/The New East Wind Snack Shop Serves a Rarely Seen Chinese Sweet

The New East Wind Snack Shop Serves a Rarely Seen Chinese Sweet

East Wind Snack Shop’s dragon beard candy.
Photo: Melissa Hom

Since 2015, East Wind Snack Shop has been a dumpling destination in Windsor Terrace. At the small, 17-seat restaurant, the chef Chris Cheung fills potstickers with dry-aged beef, engineers delicate har gow so he can pan-fry them, and tweaks classic dishes like gwa bao. Over the last few years Cheung has expanded a couple times, first to a now closed flea market in Manhattan and then to the North 3rd Street Market. On Friday, he quietly opened the doors to a second brick and mortar location in Cobble Hill.

This second East Wind is slightly larger than the original, at 500 to 600 square feet with 30 seats. There’s a backyard, too, where you can bring your food, and the design draws on the same red-and-white palette. There won’t be any alcohol here (just bubble tea) but as at North 3rd Market, where you can find General Tso’s glazed fried chicken, Cheung will introduce a few dishes to compliment the dumplings.

“My cooking is very close to Chinatown cooking, the cooking that the restaurants do for their own community,” says the chef, who grew up at his mother’s in Brooklyn and grandmother’s in Chinatown. The new dishes are very much in line with his approach of carefully tweaked riffs, and cooking that brings something new to familiar dishes. Cheung takes some cues from his wife’s Shanghainese heritage, evident in a dish he’s calling Shanghai shrimp. Inspired by shrimp with lobster sauce, it’s made with crab eggs, dried scallops, and, of course, its namesake.

The Shanghai shrimp.
Photo: Melissa Hom

There’s a version of the Chinese-American classic beef and broccoli, made with braised, slow-cooked short ribs, thinly sliced Chinese broccoli, and a mix of oyster and abalone sauce. Then there’s the chow fun noodles, though they might not be exactly what you expect. Cheung’s isn’t just a rendition of the Chinese-American dish, made with wetter, stir-fried meat, oyster and soy sauces, and wide rice noodles called hor fun. “There’s a dish that’s kind of a spinoff, which ties in Chinese cuisine but also Southeast Asian cuisine,” he says. “They use the same fresh rice noodles, but in the Southeast Asian version they’ll add egg, bean sprouts, chili paste. It boosts up with the flavors. Mine is a kind of cross between the two.”

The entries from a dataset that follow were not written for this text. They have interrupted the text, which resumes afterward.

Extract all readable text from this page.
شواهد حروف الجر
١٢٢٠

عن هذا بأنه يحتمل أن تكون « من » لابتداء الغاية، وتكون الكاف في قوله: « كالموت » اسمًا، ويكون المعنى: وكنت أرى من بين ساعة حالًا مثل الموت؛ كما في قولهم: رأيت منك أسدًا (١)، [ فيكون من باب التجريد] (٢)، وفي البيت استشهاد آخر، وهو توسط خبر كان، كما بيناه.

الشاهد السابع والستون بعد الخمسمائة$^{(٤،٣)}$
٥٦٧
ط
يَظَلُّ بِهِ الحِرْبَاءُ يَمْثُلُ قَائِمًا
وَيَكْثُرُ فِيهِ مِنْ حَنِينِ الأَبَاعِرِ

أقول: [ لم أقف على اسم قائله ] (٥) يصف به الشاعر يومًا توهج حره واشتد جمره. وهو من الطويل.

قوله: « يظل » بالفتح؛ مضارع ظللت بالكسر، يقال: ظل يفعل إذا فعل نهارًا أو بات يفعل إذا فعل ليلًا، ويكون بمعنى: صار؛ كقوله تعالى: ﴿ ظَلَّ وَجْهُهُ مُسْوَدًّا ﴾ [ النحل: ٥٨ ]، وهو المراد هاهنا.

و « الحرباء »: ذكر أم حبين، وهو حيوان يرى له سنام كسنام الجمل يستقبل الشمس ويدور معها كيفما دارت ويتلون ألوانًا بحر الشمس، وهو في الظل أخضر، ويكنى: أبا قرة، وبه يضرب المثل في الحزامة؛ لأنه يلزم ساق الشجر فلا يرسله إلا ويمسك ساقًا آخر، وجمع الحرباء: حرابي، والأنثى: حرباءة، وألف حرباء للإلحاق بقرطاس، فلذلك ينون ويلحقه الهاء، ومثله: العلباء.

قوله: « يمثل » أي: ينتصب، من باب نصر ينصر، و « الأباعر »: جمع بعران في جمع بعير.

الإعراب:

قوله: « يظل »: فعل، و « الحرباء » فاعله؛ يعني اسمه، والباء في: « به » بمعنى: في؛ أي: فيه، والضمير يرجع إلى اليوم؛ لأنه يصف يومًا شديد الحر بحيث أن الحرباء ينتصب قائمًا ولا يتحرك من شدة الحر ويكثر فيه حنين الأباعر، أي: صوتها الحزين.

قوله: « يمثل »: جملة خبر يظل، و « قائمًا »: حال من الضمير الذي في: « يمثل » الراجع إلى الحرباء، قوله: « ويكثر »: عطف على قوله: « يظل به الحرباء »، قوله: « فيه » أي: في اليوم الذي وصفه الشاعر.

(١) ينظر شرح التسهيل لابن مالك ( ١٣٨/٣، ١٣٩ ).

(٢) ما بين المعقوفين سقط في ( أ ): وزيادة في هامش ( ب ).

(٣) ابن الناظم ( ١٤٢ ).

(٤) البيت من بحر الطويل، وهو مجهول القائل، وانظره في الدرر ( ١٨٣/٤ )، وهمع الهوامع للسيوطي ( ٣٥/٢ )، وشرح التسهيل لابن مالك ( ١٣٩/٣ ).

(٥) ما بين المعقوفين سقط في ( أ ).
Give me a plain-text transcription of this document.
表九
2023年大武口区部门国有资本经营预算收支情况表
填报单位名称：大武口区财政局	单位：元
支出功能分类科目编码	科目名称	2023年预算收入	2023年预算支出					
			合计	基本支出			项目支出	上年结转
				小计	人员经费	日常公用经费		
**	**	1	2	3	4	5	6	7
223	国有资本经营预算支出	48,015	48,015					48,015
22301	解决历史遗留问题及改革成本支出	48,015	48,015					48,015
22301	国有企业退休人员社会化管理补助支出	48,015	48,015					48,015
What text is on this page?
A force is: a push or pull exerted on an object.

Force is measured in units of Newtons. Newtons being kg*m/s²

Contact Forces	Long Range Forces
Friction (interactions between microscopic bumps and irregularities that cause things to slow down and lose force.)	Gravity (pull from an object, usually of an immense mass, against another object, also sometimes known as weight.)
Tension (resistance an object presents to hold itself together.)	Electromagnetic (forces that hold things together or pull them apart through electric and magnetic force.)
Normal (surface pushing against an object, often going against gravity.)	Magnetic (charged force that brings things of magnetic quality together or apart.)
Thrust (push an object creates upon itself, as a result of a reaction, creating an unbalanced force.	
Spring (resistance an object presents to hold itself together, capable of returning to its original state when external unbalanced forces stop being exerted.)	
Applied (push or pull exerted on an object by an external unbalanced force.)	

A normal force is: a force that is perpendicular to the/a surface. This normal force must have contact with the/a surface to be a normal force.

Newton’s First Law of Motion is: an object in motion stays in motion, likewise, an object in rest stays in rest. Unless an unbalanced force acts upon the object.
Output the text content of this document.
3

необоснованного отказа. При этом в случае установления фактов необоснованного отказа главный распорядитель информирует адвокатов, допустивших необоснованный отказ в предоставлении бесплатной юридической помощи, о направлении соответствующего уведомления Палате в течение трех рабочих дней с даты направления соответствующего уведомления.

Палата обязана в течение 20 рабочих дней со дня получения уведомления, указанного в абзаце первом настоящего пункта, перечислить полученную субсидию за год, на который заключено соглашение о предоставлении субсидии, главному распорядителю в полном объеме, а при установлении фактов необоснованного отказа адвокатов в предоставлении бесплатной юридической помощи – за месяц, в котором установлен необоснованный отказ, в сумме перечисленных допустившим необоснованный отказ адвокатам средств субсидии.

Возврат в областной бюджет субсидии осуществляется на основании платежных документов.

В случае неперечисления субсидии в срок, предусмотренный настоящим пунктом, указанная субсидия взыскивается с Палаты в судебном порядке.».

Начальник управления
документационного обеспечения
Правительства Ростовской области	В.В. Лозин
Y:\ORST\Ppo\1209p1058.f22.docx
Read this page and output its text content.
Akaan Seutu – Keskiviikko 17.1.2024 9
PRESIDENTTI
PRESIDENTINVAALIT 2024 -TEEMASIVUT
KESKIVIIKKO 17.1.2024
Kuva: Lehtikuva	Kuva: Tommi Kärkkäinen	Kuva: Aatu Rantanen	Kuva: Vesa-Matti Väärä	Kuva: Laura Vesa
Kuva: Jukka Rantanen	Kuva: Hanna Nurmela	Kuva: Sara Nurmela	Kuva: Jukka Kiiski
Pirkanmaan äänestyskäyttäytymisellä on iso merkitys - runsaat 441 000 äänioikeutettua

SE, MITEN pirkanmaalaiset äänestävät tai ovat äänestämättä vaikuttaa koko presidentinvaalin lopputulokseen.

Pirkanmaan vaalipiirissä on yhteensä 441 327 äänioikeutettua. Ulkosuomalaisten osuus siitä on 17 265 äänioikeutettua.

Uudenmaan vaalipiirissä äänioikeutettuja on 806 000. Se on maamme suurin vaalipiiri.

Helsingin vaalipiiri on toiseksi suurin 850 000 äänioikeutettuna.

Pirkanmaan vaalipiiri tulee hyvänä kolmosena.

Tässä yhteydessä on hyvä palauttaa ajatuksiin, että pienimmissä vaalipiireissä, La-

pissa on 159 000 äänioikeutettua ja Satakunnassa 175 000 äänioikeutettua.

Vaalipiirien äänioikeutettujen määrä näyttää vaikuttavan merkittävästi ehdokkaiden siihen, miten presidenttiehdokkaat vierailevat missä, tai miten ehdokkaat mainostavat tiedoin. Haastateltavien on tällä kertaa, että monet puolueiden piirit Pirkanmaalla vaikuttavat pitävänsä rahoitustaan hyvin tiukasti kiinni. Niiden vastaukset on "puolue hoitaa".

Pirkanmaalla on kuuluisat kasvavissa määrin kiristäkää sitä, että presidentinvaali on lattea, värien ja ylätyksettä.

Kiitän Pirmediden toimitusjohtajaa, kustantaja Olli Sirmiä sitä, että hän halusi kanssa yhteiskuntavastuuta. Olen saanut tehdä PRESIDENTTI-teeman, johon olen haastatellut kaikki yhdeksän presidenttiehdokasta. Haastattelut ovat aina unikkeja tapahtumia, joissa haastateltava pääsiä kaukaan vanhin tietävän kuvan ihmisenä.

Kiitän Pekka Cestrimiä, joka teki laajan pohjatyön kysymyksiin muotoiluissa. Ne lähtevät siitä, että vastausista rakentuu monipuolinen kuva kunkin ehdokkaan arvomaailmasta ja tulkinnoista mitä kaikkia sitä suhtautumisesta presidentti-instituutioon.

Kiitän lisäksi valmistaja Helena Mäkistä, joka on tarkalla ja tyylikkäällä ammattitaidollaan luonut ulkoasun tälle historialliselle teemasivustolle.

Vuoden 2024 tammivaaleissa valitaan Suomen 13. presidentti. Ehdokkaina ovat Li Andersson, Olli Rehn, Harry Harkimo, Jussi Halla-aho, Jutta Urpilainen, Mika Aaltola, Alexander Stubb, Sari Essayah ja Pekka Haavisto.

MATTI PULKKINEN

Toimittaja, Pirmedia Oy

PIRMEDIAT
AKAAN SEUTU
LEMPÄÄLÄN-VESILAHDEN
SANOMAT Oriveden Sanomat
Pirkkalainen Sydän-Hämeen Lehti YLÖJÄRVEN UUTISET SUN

He’s putting in the work to make the rice noodles in-house (“I’m not an Italian pasta chef,” he jokes), but the dish he’s most excited about is, actually, a dessert. Called dragon’s beard candy, it’s a street sweet that you’ll find in cities like Shanghai and Hong Kong and is something of a spectacle that can be treated as an art. It looks like cotton candy and is comprised of thousands of fine threads of sugar. To make it, you start by simmering sugar and maltose syrup (traditionally) until it forms a gel that is then shaped into a ring, dipped in starch so it doesn’t stick to surfaces, and then pulled repeatedly so it separates into smaller threads. Rather then YouTube, Cheung learned the old-fashioned way.

Beef and broccoli.
Photo: Melissa Hom

“Last summer my wife’s uncle came from Shanghai to live with my wife’s father, I didn’t know him too well. So we would go over, and I found out he was a candy maker in the streets of Shanghai in the night markets,” Cheung says. “I basically made him teach me this recipe and technique, and he was happy to. We practiced all last summer, and we’ve been practicing ever since.”

Dragon’s beard is something you’ll find in other countries like Singapore, South Korea, and Taiwan, and was served in New York, until a few years ago, in Chinatown at Yao’s. It’s not an easy thing to learn, by all accounts. The daughter of Sydney dragon’s beard maker Gary Au told Australia’s Special Broadcasting Service it took her “years to perfect the wrapping process.”
(There are, of course, pre-made versions available.)

After all that learning and labor, dragon’s beard is an ephemeral treat that needs to be enjoyed immediately. At East Wind, Cheung presents them like lollipops, spools of sugary yarn on variously colored sticks, and garnished with peanuts and other toppings. “My technique is based more on the street-food side, because that’s how I learned,” he says. “I’m not quite up to the art of it yet. But you know me, I’m working toward it.”

The space.
Photo: Melissa Hom

East Wind Snack Shop, 253 Smith St.; nr. Douglass St.